Residual-MPPI: Online Policy Customization for Continuous Control

Pengcheng Wang,Chenran Li,Catherine Weaver,Kenta Kawamoto,Masayoshi Tomizuka,Chen Tang,Wei Zhan
2024-07-11
Abstract:Policies learned through Reinforcement Learning (RL) and Imitation Learning (IL) have demonstrated significant potential in achieving advanced performance in continuous control tasks. However, in real-world environments, it is often necessary to further customize a trained policy when there are additional requirements that were unforeseen during the original training phase. It is possible to fine-tune the policy to meet the new requirements, but this often requires collecting new data with the added requirements and access to the original training metric and policy parameters. In contrast, an online planning algorithm, if capable of meeting the additional requirements, can eliminate the necessity for extensive training phases and customize the policy without knowledge of the original training scheme or task. In this work, we propose a generic online planning algorithm for customizing continuous-control policies at the execution time which we call Residual-MPPI. It is able to customize a given prior policy on new performance metrics in few-shot and even zero-shot online settings. Also, Residual-MPPI only requires access to the action distribution produced by the prior policy, without additional knowledge regarding the original task. Through our experiments, we demonstrate that the proposed Residual-MPPI algorithm can accomplish the few-shot/zero-shot online policy customization task effectively, including customizing the champion-level racing agent, Gran Turismo Sophy (GT Sophy) 1.0, in the challenging car racing scenario, Gran Turismo Sport (GTS) environment. Demo videos are available on our website: <a class="link-external link-https" href="https://sites.google.com/view/residual-mppi" rel="external noopener nofollow">this https URL</a>
Robotics
What problem does this paper attempt to address?

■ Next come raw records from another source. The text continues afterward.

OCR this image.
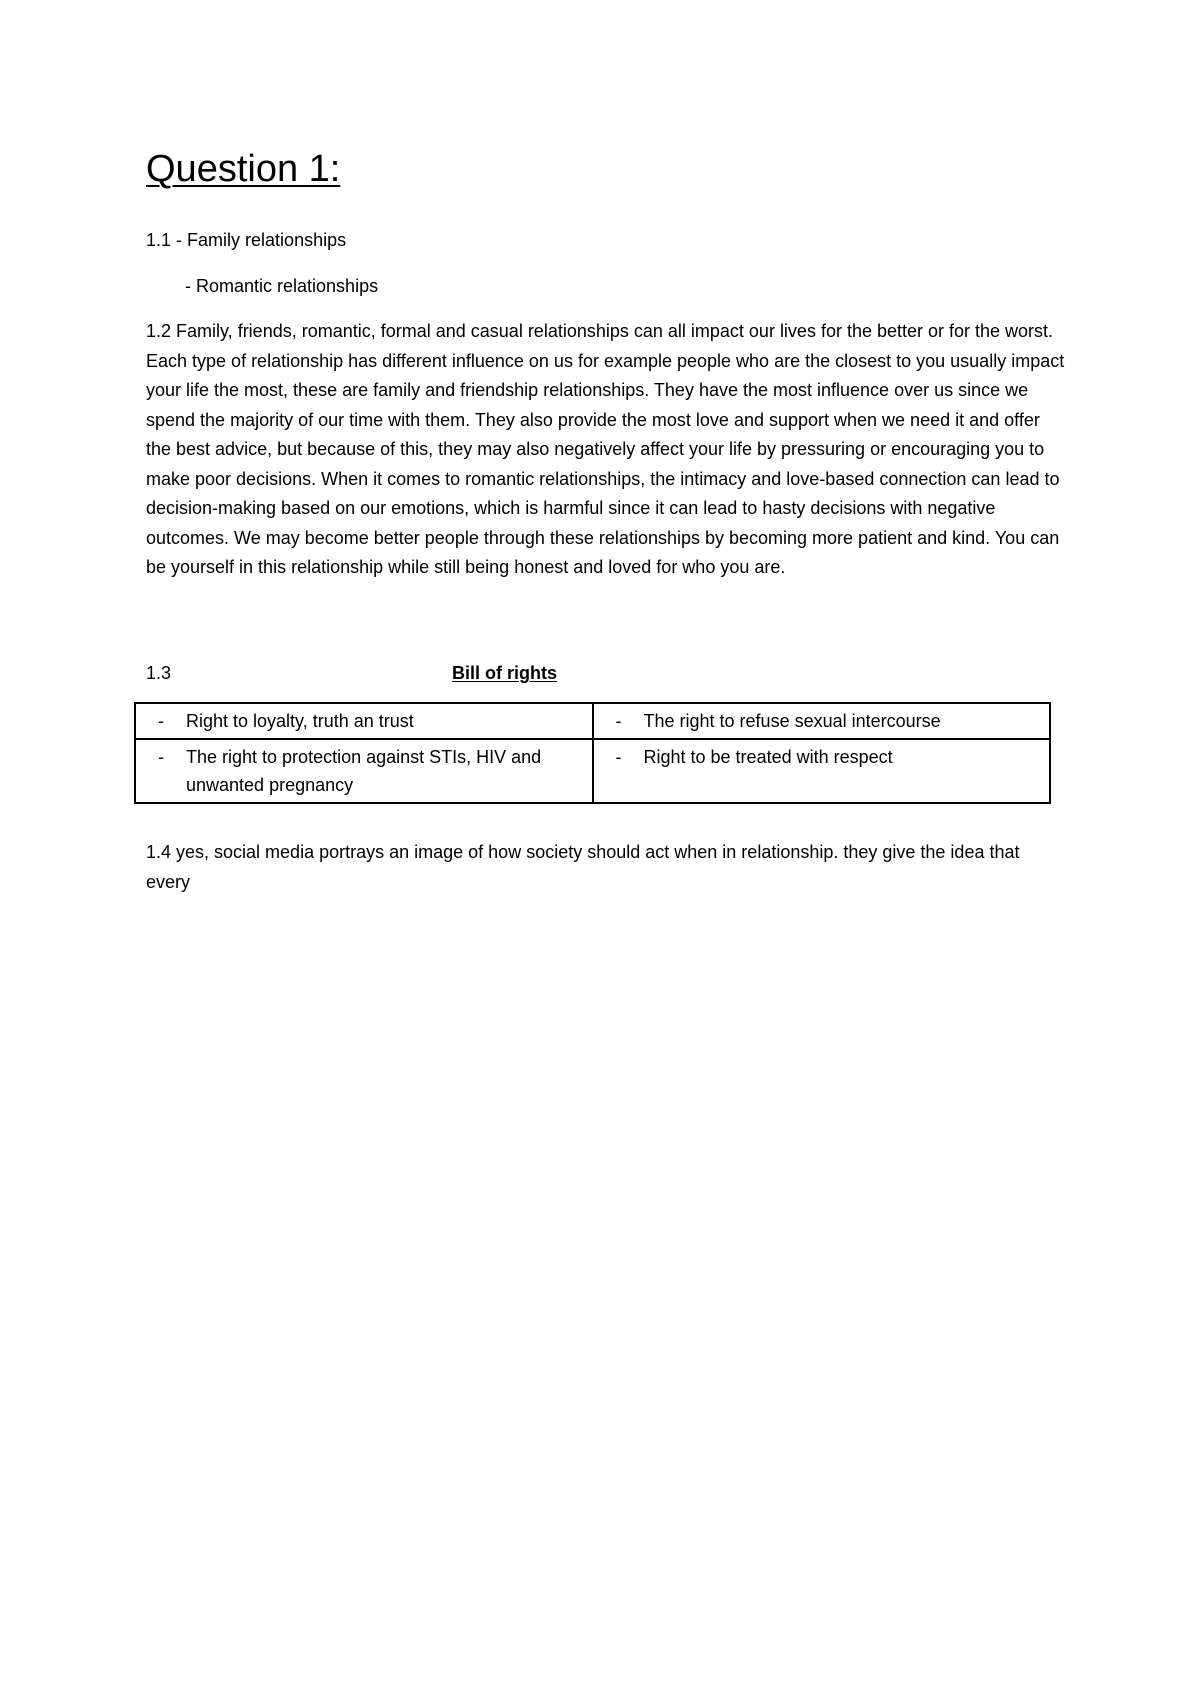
Question 1:

1.1 - Family relationships

- Romantic relationships

1.2 Family, friends, romantic, formal and casual relationships can all impact our lives for the better or for the worst. Each type of relationship has different influence on us for example people who are the closest to you usually impact your life the most, these are family and friendship relationships. They have the most influence over us since we spend the majority of our time with them. They also provide the most love and support when we need it and offer the best advice, but because of this, they may also negatively affect your life by pressuring or encouraging you to make poor decisions. When it comes to romantic relationships, the intimacy and love-based connection can lead to decision-making based on our emotions, which is harmful since it can lead to hasty decisions with negative outcomes. We may become better people through these relationships by becoming more patient and kind. You can be yourself in this relationship while still being honest and loved for who you are.

1.3	Bill of rights

- Right to loyalty, truth an trust	- The right to refuse sexual intercourse

- The right to protection against STIs, HIV and unwanted pregnancy	- Right to be treated with respect

1.4 yes, social media portrays an image of how society should act when in relationship. they give the idea that every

The paper is primarily dedicated to addressing the issue of how to customize already trained policies online in continuous control tasks. Specifically, the research focuses on how to meet new requirements that arise in real-world application scenarios, which were not anticipated during the original training phase, without the need to retrain the entire policy. Typically, solving such problems might involve fine-tuning the policy to adapt to new requirements, but this often necessitates collecting new data with the additional requirements and accessing the original training metrics and policy parameters. In contrast, the method proposed in this paper—Residual-MPPI (Residual Model Predictive Path Integral)—is a general online planning algorithm that can customize continuous control policies at execution time without needing to understand the original training scheme or the specific details of the task. The core idea of Residual-MPPI is to combine the advantages of Reinforcement Learning (RL) and planning methods, utilizing the Model Predictive Path Integral (MPPI) framework to achieve online customization of policies. This approach can effectively customize policies with a small number of samples or even zero samples. Experimental results show that Residual-MPPI can effectively accomplish online policy customization tasks in multiple standard benchmark environments (such as MuJoCo) and more complex racing simulation environments (such as Gran Turismo Sport). It has shown significant effectiveness, particularly in customizing safe route selection for the championship-level racing policy GT Sophy 1.0. In summary, the paper aims to address the challenge of efficiently adjusting existing policies to meet newly emerging requirements, especially in situations where new training data is not easily obtainable. By introducing the Residual-MPPI algorithm, the authors demonstrate the possibility of achieving flexible and rapid policy customization in various continuous control tasks.